The device will be called the Dext in other markets. In the fourth quarter, it will also be introduced with Orange in France and the U.K., Telefónica in Spain and América Móvil in Latin America, Jha said. No pricing was revealed for any of the markets.
"It's a very important starting point for us," Jha said.
Within the next few days, Motorola will introduce another Android handset that will ship in time for the year-end holiday season, Jha said.
Next year the company will roll out many more devices worldwide, in different form factors, that can use the MotoBlur service, he said.
"I see smartphones as the future of consumer and prosumer computing," Jha said during a conversation on stage with Om Malik, founder of the GigaOm Network, which organized the conference. "If it doesn't fit in your pocket, I don't think it's going to be a relevant device from a consumer and prosumer point of view."

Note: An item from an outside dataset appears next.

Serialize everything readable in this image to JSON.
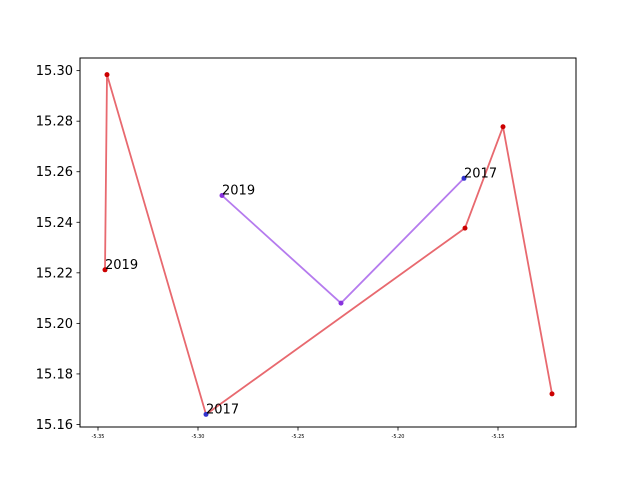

Like other handset makers, Motorola is struggling to compete with Apple's iconic iPhone. The stakes may be higher for Motorola because it hasn't had a big hit since its original Razr earlier this decade, at least a generation ago in the handset world. The Schaumburg, Ill., company shipped 14.8 million handsets in the second quarter, down from 28.1 million a year earlier. Though other manufacturers have been hit by the recession, Motorola has fallen back more dramatically. Its Mobile Devices division revenue fell 45% and it lost $253 million in the second quarter.
Early in 2008, Motorola said it might spin off the handset division, its weakest performing unit. But in October, the company said it would delay the spinoff and narrow down the list of software platforms it uses on phones, focusing on Android and Windows Mobile. Jha did not mention Windows Mobile during the event.